Why You Should Pay Attention to the “NOPEC” Bill Moving Through Congress
Less than two weeks after OPEC+ slashed oil production by two million barrels per day, the price of oil is above $90 per barrel, and U.S. gas prices have already gone up by about a dime per gallon.
The cartel’s move caught the Biden administration flat-footed, and now, President Biden is considering something he has long resisted and that Senate Majority Leader Chuck Schumer has long sought: NOPEC.
The No Oil Producing and Exporting Cartels Act has been introduced in various forms 16 times since 2000. It would strip state immunity from OPEC nations and allow them to be sued in U.S. courts under antitrust law for collusion and price-fixing.

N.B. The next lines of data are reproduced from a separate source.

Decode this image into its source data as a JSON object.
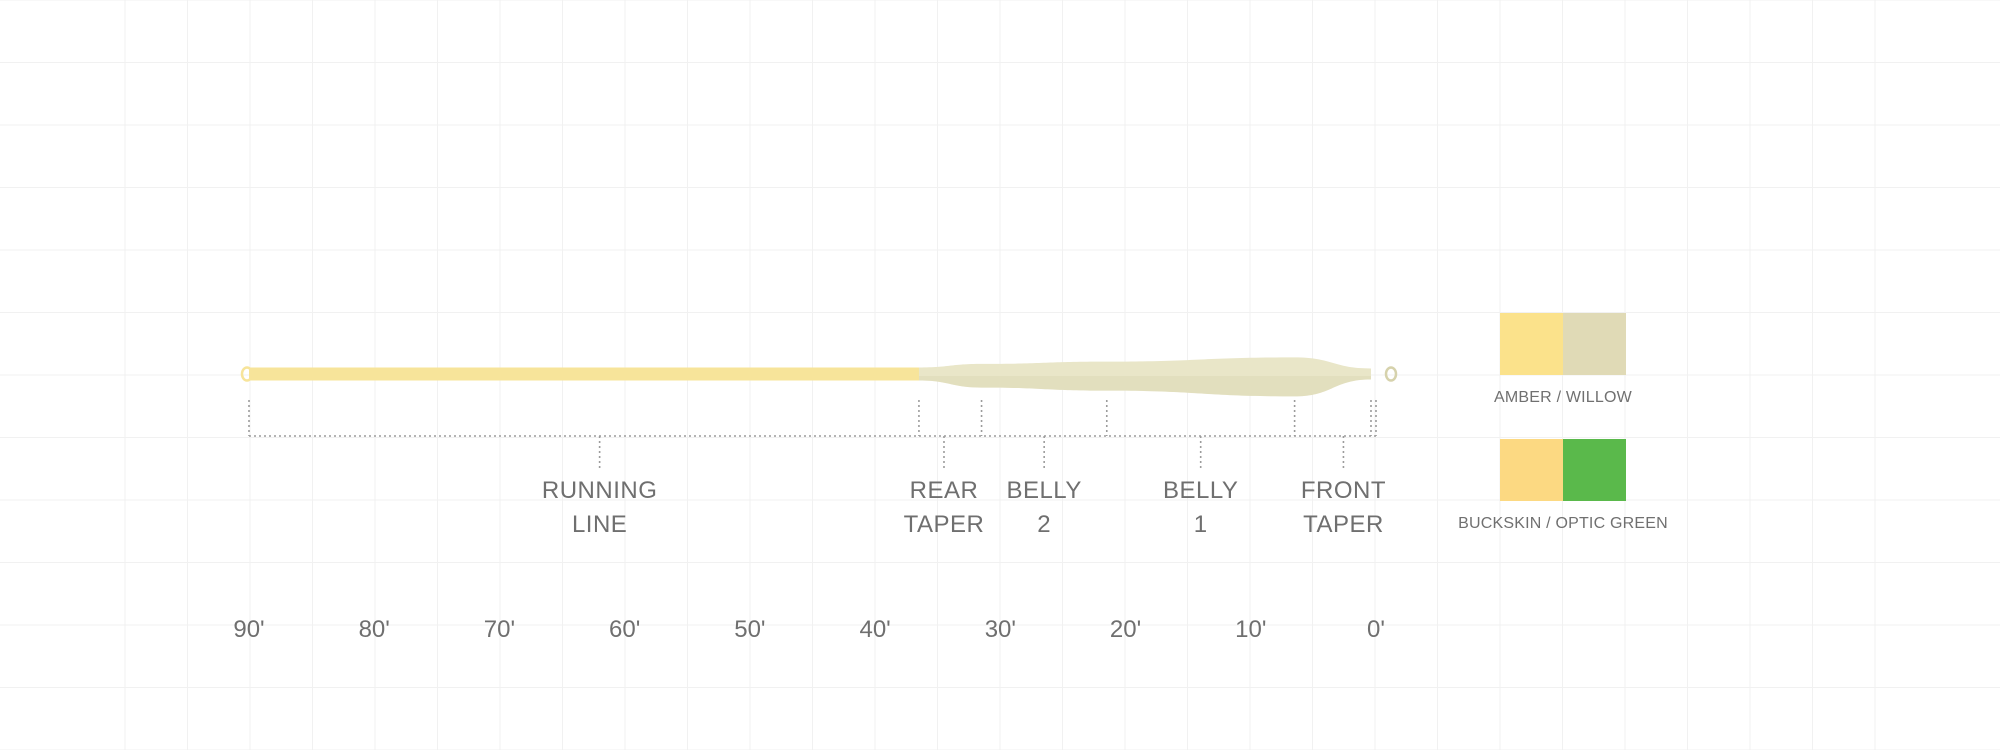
{
  "colors": {
    "background": "#ffffff",
    "grid": "#f1f1f1",
    "running_line": "#f7e49a",
    "head": "#e9e6c8",
    "head_dark": "#d6d2ac",
    "dotted": "#9c9c9c",
    "text": "#6f6f6f"
  },
  "scale": {
    "unit": "ft",
    "ticks": [
      {
        "value": 90,
        "label": "90'"
      },
      {
        "value": 80,
        "label": "80'"
      },
      {
        "value": 70,
        "label": "70'"
      },
      {
        "value": 60,
        "label": "60'"
      },
      {
        "value": 50,
        "label": "50'"
      },
      {
        "value": 40,
        "label": "40'"
      },
      {
        "value": 30,
        "label": "30'"
      },
      {
        "value": 20,
        "label": "20'"
      },
      {
        "value": 10,
        "label": "10'"
      },
      {
        "value": 0,
        "label": "0'"
      }
    ]
  },
  "line_profile": {
    "running_line": {
      "from": 90,
      "to": 36.5
    },
    "head_profile": [
      {
        "ft": 36.5,
        "thickness": 1.0
      },
      {
        "ft": 31.5,
        "thickness": 1.55
      },
      {
        "ft": 21.5,
        "thickness": 1.9
      },
      {
        "ft": 6.5,
        "thickness": 2.55
      },
      {
        "ft": 0.4,
        "thickness": 0.85
      }
    ],
    "markers": [
      90,
      36.5,
      31.5,
      21.5,
      6.5,
      0.4,
      0
    ]
  },
  "sections": [
    {
      "lines": [
        "RUNNING",
        "LINE"
      ],
      "center": 62.0
    },
    {
      "lines": [
        "REAR",
        "TAPER"
      ],
      "center": 34.5
    },
    {
      "lines": [
        "BELLY",
        "2"
      ],
      "center": 26.5
    },
    {
      "lines": [
        "BELLY",
        "1"
      ],
      "center": 14.0
    },
    {
      "lines": [
        "FRONT",
        "TAPER"
      ],
      "center": 2.6
    }
  ],
  "swatches": [
    {
      "label": "AMBER / WILLOW",
      "colors": [
        "#fbe28b",
        "#e0dab6"
      ]
    },
    {
      "label": "BUCKSKIN / OPTIC GREEN",
      "colors": [
        "#fcd982",
        "#5ab94b"
      ]
    }
  ]
}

Proponents of the NOPEC provision say state-owned enterprises like OPEC nations’ oil companies engage in anticompetitive behavior, putting domestic oil producers at a disadvantage and the U.S. at the mercy of the cartel’s whims.

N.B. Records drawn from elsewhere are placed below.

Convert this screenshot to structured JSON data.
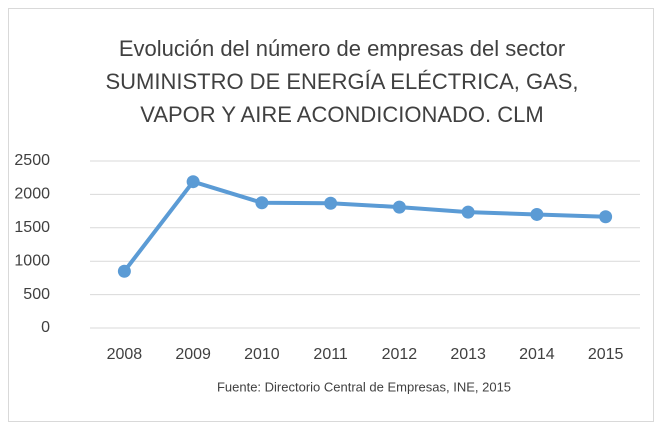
{
  "chart_data": {
    "type": "line",
    "title": [
      "Evolución del número de empresas del sector",
      "SUMINISTRO DE ENERGÍA ELÉCTRICA, GAS,",
      "VAPOR Y AIRE ACONDICIONADO. CLM"
    ],
    "source": "Fuente: Directorio Central de Empresas, INE, 2015",
    "categories": [
      "2008",
      "2009",
      "2010",
      "2011",
      "2012",
      "2013",
      "2014",
      "2015"
    ],
    "series": [
      {
        "color": "#5b9bd5",
        "values": [
          850,
          2190,
          1875,
          1868,
          1810,
          1735,
          1700,
          1665
        ]
      }
    ],
    "ylim": [
      0,
      2500
    ],
    "yticks": [
      0,
      500,
      1000,
      1500,
      2000,
      2500
    ],
    "grid": true
  }
}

But others worry the NOPEC provision could actually be counterproductive. Javier Blas of Bloomberg argues that NOPEC is a “nuclear option” that could lead Saudi Arabia to “dump US financial assets, redirect oil sales and openly talk about pricing oil in other currencies.”
Wherever one stands, we cannot lose sight of the importance of U.S. energy independence. To get there, Congress must move on energy permitting reform.